Some remarks on viewing and browsing the ontologies: For browsing the OLiA ontologies, I recommend:

  • OwlSight is a light-weight online browser for ontologies (recommended only for taking a first look on the ontologies), or
  • Protégé is an JAVA-based ontology browser and editor (recommended for browsing, requires installation)

Both ontology browsers accept the URLs given below (insert by copy and paste).


Overview


Background

Concentrating on the more elementary levels of linguistic analysis such as parts of speech and morphology, a generalization over different terminologies applied for the annotation of the corpora hosted by three collaborative research centers SFB 441 (Tübingen), SFB 538 (Hamburg) and SFB 632 (Potsdam/Berlin) was developed, and later extended for NLP tools and corpora beyond these resources. As a result, an ontology was developed which specifies reference terminology, and the tags of the original annotated data are linked with this reference terminology. Besides its function in annotation documentation, the ontology can be applied for the formulation of tag-set neutral corpus queries. For this purpose, I developed the OntoClient, a JAVA-based query pre-processor which translates formal ontology-based specifications into disjunctions of concrete tags. The OntoClient serves as a pre-processor for corpus querying languages such as ANNIS-QL and CQP, furthermore, it was applied in the specification of tag-set independent corpus processing scripts.

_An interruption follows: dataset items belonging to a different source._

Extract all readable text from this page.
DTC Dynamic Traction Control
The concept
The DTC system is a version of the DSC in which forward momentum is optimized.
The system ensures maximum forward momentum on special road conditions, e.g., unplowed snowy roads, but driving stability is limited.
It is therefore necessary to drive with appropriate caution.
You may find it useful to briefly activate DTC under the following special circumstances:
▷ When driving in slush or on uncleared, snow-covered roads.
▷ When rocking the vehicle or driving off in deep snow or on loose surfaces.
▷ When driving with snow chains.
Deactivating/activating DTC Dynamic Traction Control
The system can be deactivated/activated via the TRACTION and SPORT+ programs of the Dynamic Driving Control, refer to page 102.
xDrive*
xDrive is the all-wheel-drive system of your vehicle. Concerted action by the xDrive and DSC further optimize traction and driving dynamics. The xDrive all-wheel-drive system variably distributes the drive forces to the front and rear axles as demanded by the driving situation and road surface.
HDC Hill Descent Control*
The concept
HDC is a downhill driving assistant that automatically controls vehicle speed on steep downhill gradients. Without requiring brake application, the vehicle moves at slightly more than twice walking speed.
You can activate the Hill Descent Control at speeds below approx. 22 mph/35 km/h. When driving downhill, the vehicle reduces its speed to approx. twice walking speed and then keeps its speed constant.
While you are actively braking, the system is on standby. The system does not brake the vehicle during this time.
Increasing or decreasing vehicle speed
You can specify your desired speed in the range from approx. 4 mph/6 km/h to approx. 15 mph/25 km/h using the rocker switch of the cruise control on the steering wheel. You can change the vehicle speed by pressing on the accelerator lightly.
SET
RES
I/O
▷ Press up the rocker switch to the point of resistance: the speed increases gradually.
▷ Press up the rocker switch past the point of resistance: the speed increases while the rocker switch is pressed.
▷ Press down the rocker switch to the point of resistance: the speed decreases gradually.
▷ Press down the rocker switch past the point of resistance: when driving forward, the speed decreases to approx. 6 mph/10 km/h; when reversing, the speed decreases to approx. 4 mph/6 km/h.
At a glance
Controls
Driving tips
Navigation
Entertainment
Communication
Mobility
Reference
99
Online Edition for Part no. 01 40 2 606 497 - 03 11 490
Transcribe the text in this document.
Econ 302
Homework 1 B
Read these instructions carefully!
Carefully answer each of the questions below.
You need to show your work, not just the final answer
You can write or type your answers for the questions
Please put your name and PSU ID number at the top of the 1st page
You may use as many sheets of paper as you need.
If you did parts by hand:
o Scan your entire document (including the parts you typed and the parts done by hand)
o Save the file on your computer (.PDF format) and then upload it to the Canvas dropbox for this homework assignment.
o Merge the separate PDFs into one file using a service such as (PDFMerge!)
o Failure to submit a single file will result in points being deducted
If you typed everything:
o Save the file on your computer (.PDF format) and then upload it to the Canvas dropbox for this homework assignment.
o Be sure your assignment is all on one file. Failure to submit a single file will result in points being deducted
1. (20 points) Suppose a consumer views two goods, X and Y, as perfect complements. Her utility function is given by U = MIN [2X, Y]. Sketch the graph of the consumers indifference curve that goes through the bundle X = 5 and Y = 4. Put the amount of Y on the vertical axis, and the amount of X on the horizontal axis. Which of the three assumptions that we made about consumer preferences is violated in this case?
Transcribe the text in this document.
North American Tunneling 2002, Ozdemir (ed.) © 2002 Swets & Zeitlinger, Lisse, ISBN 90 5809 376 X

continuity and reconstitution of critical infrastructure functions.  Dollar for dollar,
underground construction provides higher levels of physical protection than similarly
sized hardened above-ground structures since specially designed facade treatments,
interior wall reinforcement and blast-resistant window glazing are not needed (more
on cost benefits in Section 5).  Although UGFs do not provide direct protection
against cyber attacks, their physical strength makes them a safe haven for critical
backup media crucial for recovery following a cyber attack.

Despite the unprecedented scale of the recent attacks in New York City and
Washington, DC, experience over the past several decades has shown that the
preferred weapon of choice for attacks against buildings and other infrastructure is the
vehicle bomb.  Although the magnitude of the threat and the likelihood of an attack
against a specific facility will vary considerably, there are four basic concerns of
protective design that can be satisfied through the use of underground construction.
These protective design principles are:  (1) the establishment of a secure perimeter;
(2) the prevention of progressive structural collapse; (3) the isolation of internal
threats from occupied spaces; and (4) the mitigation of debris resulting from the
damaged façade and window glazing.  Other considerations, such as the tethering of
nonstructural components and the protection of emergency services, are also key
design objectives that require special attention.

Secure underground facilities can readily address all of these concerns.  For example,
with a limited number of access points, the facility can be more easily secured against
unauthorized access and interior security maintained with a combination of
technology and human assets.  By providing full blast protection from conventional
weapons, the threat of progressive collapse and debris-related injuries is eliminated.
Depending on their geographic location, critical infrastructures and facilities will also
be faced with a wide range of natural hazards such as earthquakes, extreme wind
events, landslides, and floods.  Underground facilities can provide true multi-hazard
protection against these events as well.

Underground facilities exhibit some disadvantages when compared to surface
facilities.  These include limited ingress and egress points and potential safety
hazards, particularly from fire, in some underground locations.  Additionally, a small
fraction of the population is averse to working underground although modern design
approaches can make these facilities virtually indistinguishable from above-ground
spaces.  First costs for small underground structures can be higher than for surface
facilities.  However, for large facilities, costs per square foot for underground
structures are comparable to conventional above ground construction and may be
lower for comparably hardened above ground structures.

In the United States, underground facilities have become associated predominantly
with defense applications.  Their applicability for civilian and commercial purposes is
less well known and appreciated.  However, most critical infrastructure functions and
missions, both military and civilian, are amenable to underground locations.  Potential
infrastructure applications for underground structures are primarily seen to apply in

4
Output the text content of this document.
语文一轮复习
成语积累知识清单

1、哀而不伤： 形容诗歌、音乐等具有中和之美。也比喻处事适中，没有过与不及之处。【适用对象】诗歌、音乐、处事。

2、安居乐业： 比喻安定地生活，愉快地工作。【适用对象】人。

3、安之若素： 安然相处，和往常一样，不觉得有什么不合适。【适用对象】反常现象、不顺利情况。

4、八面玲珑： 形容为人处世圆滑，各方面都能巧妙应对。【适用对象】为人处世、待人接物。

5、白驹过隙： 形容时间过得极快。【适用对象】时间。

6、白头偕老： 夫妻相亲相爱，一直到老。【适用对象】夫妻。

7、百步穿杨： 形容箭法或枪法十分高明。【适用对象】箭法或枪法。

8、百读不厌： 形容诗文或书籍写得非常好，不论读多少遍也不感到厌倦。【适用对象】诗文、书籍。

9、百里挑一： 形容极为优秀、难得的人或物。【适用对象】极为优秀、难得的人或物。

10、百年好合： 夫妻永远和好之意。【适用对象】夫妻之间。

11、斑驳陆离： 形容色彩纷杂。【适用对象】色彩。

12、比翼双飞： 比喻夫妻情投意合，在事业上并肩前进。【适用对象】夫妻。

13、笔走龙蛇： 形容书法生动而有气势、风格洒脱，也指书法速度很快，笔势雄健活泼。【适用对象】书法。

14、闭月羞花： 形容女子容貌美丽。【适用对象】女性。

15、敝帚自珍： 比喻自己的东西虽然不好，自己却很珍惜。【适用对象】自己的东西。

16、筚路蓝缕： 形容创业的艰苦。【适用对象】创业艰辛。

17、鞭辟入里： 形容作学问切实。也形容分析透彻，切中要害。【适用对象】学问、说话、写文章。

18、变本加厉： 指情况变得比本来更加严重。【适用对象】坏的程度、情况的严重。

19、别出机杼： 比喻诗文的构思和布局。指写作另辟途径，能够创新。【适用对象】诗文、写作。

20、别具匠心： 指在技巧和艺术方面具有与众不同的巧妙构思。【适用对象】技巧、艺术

The OLiA ontologies were initially developed in the context of the project "Sustainability of Linguistic Resources", a collaborative project between three German Collaborative Research Centers (SFBs), The Collaborative Research Centres involved in the project are the SFB 538 'Multilingualism' at the University of Hamburg, the SFB 632 'Information Structure' at the University of Potsdam and the Humboldt University Berlin, and the SFB 441 'Linguistic Data Structures' at the Eberhard Karls University Tübingen.

The project aimed at preparing language resources to assure an accessible dissemination and sustainable storage of linguistic corpora. One of the main goals of the project was a practical one: resources acquired in long-term projects situated in the three Collaborative Research Centres have to be converted in either one or multiple formats to be sustainably usable by researchers and applications. Furthermore, the project developed unified methods of access for the heterogeneous data acquired in the projects.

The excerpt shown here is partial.